Yani, ister özelde, ister kamuda olsun, tasarruf önemli bir araçtır. Ekonominin vazgeçilmez araçlarındandır.
Günümüzde çocukluğumuzun hatıraları olan kumbaralar tarih oldu.
Artık, kumbara deyimi başka amaçlar çağrıştırıyor.
Önce, itibardan tasarruf olamayacağı söylendi.
Sonra ailelerde tasarruf kavramı yok oldu.
Eskiyen koltuklar değiştiriliyor, elektronik aletlerin yenileri alınıp eskileri kapıya bırakılıyor.
Öte yandan, yoksul çocuklarımız eba’dan yararlanabilmeleri için gerekli olan televizyonlara ve bilgisayarlara ulaşamıyorlar.
Aileler, bu durumdan fazlasıyla muzdaripler.
Ahalimizin tasarruf yapacak gücü de kalmadı ama, hali vakti yerinde olanlar tasarruf etmeyi pek sevmiyorlar.
Çocukları da sevmiyor olmalılar ki, karınlarını annelerinin pişirdikleri ev yemekleri yerine, dışarıda yemeyi tercih ediyorlar.
Bu tür aileler, çocuklarının keyiflerine uyarak, onlar da dışarıda yemeği tercih ediyorlar.
Artık, tencerelerin de fonksiyonları ortadan kalkmak üzere.
CHP’nin ekonomi kurmaylarından İstanbul Milletvekili İlhan Kesici'nin ifadesine göre gelişmiş Avrupa ülkelerinden Almanya’da kiralık araç sayısı 8 bin, japonya’da 9 bin iken bizde 158 binlere ulaşıyormuş.
Sadece makam sahiplerine değil, onların muhterem eşleri için de araçlar kiralanıyormuş.
Bazı gelişmiş ülkeler tarafından neden kıskanıldığımızı daha iyi anlıyoruz.
Hırsızlık ve yolsuzluk paralarının paylaşıldığı durumlara rüşvet kumbarası deniliyor.

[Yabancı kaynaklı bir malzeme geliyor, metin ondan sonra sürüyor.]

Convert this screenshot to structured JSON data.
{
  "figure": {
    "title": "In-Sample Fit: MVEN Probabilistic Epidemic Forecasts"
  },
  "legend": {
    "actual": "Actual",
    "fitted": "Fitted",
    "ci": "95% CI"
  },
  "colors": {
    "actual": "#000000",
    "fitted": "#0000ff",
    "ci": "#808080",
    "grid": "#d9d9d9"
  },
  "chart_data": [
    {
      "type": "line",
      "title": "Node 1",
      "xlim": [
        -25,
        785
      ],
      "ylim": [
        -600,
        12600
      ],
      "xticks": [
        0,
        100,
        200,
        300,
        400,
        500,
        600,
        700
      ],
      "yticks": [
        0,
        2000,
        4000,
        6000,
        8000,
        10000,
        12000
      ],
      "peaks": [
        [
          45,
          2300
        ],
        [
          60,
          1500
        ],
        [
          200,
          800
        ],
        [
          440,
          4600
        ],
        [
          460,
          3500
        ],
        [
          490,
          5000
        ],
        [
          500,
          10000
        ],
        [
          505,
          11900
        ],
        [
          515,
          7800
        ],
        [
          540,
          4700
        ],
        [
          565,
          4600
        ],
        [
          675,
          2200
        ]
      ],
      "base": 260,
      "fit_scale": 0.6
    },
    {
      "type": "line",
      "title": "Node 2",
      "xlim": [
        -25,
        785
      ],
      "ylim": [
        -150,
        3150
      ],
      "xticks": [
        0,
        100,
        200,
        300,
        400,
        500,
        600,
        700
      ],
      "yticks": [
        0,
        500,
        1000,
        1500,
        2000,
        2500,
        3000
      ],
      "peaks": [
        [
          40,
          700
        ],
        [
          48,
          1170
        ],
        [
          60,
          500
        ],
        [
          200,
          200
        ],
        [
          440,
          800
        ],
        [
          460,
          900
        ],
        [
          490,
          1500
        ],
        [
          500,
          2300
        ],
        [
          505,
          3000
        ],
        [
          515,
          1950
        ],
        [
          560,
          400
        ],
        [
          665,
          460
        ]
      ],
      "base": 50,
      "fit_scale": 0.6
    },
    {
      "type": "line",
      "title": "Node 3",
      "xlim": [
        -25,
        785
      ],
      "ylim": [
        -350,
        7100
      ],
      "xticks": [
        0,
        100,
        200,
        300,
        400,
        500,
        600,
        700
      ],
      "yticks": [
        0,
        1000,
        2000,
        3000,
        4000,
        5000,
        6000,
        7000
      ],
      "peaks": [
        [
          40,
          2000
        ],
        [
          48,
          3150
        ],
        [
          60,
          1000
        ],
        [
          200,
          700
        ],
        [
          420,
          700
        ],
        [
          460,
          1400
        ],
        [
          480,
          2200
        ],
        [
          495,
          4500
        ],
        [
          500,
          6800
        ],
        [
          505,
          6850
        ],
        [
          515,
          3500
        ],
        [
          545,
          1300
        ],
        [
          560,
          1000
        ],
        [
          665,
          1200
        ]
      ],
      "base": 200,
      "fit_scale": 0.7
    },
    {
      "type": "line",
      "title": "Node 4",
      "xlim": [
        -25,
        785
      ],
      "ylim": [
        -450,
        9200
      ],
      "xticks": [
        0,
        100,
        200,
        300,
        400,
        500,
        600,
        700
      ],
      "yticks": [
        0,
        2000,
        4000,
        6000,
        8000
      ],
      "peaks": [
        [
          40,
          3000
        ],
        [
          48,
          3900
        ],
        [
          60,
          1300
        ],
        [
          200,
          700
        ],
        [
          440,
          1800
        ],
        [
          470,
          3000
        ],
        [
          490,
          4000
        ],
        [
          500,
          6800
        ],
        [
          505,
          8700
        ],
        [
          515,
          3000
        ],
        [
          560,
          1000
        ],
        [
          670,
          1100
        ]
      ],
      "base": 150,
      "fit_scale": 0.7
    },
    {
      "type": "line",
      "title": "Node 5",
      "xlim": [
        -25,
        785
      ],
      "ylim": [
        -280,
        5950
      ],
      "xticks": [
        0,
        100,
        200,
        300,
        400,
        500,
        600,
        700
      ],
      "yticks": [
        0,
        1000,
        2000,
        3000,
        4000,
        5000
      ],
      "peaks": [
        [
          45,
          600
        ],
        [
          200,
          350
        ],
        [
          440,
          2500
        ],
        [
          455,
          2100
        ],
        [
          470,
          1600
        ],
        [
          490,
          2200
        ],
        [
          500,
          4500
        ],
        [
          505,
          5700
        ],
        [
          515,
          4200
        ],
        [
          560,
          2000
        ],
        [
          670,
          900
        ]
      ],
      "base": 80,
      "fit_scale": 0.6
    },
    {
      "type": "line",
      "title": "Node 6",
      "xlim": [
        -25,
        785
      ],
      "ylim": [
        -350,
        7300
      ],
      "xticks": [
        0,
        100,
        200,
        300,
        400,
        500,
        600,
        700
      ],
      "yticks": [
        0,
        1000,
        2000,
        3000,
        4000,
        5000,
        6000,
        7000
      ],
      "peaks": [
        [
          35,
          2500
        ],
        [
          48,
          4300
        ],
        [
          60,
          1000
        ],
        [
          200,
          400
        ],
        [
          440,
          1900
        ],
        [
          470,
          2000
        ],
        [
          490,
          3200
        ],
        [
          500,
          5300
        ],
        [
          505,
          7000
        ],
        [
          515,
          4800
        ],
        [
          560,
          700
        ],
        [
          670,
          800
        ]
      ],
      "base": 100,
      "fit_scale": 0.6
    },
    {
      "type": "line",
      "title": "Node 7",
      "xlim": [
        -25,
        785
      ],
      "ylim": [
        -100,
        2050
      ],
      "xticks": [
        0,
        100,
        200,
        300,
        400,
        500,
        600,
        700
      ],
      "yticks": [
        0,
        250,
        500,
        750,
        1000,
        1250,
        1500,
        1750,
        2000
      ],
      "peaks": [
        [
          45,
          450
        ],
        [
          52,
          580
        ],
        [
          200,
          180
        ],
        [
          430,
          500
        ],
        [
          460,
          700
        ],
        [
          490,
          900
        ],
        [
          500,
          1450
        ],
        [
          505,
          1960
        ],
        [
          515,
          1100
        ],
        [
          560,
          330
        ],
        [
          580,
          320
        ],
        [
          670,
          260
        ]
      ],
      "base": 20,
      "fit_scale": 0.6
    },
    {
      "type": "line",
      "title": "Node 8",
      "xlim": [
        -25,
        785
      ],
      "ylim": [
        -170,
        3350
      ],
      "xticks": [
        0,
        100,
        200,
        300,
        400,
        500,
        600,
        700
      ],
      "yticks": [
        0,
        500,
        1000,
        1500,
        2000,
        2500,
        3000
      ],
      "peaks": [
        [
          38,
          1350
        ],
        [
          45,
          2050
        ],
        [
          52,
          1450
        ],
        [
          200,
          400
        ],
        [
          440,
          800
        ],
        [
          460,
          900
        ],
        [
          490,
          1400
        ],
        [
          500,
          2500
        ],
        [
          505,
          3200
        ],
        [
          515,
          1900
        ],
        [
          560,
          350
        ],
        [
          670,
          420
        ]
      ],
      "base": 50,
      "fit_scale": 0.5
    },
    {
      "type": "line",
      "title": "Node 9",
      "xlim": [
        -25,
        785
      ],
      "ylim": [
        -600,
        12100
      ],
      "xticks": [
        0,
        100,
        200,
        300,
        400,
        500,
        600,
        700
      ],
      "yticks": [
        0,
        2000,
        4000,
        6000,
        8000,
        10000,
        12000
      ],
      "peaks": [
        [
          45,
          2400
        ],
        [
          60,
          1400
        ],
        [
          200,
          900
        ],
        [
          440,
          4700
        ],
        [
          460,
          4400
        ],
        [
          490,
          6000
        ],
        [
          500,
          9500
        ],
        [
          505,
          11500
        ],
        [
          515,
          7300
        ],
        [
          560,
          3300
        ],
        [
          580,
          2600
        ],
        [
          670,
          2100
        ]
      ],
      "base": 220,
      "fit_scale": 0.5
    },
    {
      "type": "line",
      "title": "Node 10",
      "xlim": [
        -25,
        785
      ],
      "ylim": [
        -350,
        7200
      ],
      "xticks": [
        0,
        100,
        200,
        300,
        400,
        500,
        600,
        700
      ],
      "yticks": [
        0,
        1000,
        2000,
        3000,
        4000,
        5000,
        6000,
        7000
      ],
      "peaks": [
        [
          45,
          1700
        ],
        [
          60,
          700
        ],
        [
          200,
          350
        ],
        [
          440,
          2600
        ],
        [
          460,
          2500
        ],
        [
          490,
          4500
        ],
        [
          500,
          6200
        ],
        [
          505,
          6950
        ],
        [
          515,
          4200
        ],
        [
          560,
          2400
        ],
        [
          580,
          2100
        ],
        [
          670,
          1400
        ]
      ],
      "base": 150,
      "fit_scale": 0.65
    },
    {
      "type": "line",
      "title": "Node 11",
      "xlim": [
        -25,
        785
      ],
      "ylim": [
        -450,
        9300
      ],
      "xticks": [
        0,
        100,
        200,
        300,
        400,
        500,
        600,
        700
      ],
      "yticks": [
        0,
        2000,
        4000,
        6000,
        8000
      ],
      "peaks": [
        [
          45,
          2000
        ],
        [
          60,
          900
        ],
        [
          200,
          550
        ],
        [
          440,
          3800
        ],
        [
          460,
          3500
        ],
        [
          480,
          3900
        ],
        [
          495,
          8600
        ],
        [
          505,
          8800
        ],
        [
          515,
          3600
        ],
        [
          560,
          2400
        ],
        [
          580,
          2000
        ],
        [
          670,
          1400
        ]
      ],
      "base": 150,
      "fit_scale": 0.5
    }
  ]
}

Daha çok, kamudaki yolsuzlukları ifade için kullanılır. İhaleler ve yüklü işler, bu kumbaraya para atan kişiler açısından önemli bir sınavmış.
Para atmayanlar, bu tür işlerin yanına yaklaştırılmaz meselâ.
Bir ara gümrükler, en çok rüşvetin döndüğü kurumlar olarak görülürdü. MHP’nin iktidar ortağı olduğu hükümetlerde Gümrük ve Tekel Bakanlığına getirilen rahmetli Gün Sazak, gümrüklerdeki rüşvet olaylarının kökünü kazıdı. Ancak, bu haysiyetli hassasiyeti O’nun hayatına mal oldu. Evine giderken şerefsiz bir elin tuttuğu tabancadan çıkan kurşunlarla öldürüldü. Bugün saygı ile, rahmetle anılan bakanlar arasında Gün Sazak ismi elbette unutulmuyor.
Bir de kaleciler için uydurulmuş bir sıfattır kumbara. Çok gol yiyen kalecilere “kumbara lâkabı takılırdı. “Adam, geleni kabul ediyor. Kumbara gibi” söylemlerle aşağılanırlardı. Bu kaleciler arasında Kumbara falanca diye anılan isimler de olmuştu.